Fig. 4:. HMGA1 depletion disrupts kinetochore organization and delays bipolar spindle assembly.

a-d, Control or HMGA1-depleted musculus oocytes expressing TALE-mClover targeting major satellite were fixed in early meiosis I and stained for DNA (DAPI) and Hec1. Scale bars 5 μm or 2 μm (insets). Major satellite signal is enhanced in the HMGA1-depleted oocyte (a) to visualize thin threads of DNA. Hec1 was quantified at individual kinetochores ((b), mean and standard deviation indicated, means shown in boxes, n=20 (control) and 27 (depletion) oocytes from 2 independent experiments; unpaired two-tailed t-test, ** P=0.0018). Kinetochore clustering was measured using Hec1 as a mask (c) and counting the number of distinct foci per cell ((d), mean and standard deviation indicated, means shown in boxes, n=20 (control) and 28 (depletion) oocytes from 2 independent experiments; unpaired two-tailed t-test, **** P<0.0001). e,f, Control or HMGA1-depleted musculus oocytes expressing TALE-mClover targeting major satellite were fixed at the indicated timepoints and stained for DNA (DAPI) and microtubules (α-tubulin). Scale bars 10 μm. Bipolar spindles were counted to quantify spindle assembly kinetics ((f), bars show means of 3 independent experiments, n=50 (3 h, control), 62 (3 h, depletion), 42 (5 h, control), 55 (5 h, depletion), 36 (7.5 h, control) and 57 (7.5 h, depletion) oocytes; ordinary one-way ANOVA followed by Tukey’s multiple comparison test, * P=0.0187 (3 h), ns=not significant (P=0.5306 (5 h) and P=0.9428 (7.5 h)). g, Control or HMGA1-depleted musculus oocytes were cultured until metaphase of meiosis II. Representative images show a polar body (control; white asterisk) or lack thereof (HMGA1-depleted). Frequency of polar body extrusion was quantified (n=60 oocytes per condition from 2 independent experiments; Fisher’s exact two-sided test, **** P<0.0001). Scale bar 10 μm.

Fig. 5:. HMGA1 depletion disproportionately disrupts musculus pericentromeres.

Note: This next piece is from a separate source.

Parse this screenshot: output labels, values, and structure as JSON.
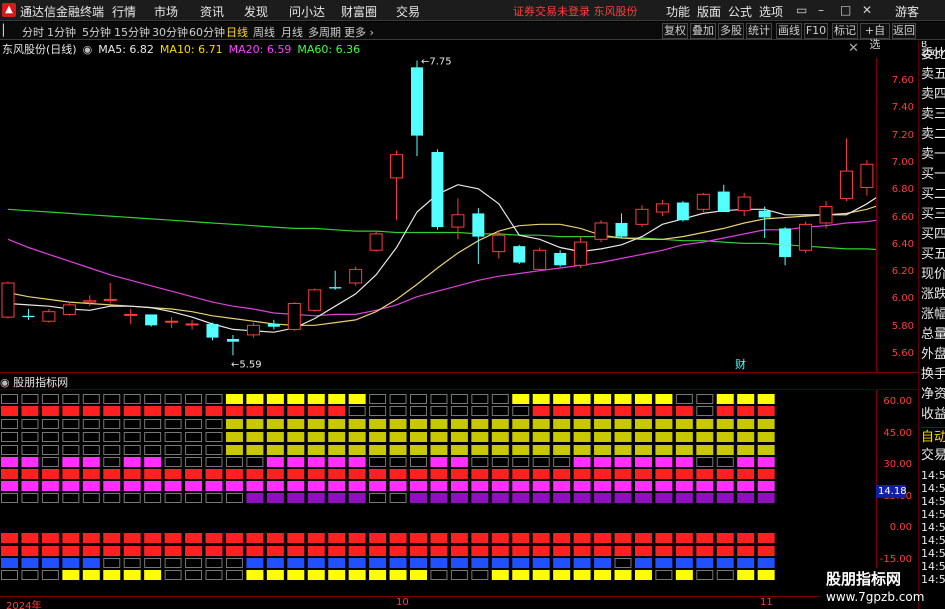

a,b, Control or HMGA1-depleted musculus/spretus hybrid oocytes were fixed in early meiosis I and stained for DNA (DAPI) and kinetochore (Hec1). Cells were expressing TALE-mClover (major satellite) and dCas9-mCherry/gRNA (minor satellite). Scale bars 5 μm or 2 μm (insets). The ratio of musculus/spretus pericentromere stretching was quantified as major satellite length/minor satellite length ((b), mean and standard deviation indicated, means shown in boxes, n=19 (control) and 24 (depletion) hybrid oocytes from 2 independent experiments, 5 pericentromeres per species measured per oocyte; unpaired two-tailed t-test, **** P<0.0001). c-e, Control or HMGA1-depleted musculus/spretus hybrid oocytes were fixed in early or late meiosis I and stained for DNA (DAPI) and kinetochore (Hec1). Cells were expressing Mad1-2xGFP and dCas9-mCherry/gRNA (minor satellite). Scale bars 10 μm or 2 μm (insets). Unattached kinetochores (d) and kinetochore size (e) were quantified as a ratio between average Mad1 or Hec1 signal at musculus and spretus kinetochores (mean and standard deviation indicated, means shown in boxes, n=30 (3 h, control), 31 (3 h, depletion) and 38 (7 h, depletion) hybrid oocytes from 2 independent experiments, at least 17 kinetochores quantified per oocyte; ordinary one-way ANOVA test followed by Tukey’s multiple comparison test, **** P<0.0001, *** P=0.0001 (Mad1), *** P=0.0004 (Hec1), ns=not significant (P=0.6906 (Mad1) and P=0.1402 (Hec1 3 h vs 7 h depletion)). f, Expansion of major satellite (green) along the musculus lineage. g, Different satellite have distinct DNA shapes. A satellite recognized by existing packaging proteins can be efficiently packaged and expand within the genome without severe fitness costs. Conversely, a satellite that is not recognized is not packaged, leading to a fitness cost of expansion. Note that this model does not predict that DNA shape-mediated mechanisms evolved to promote satellite expansion but rather that satellites co-opt existing mechanisms that evolved to bind other parts of the genome.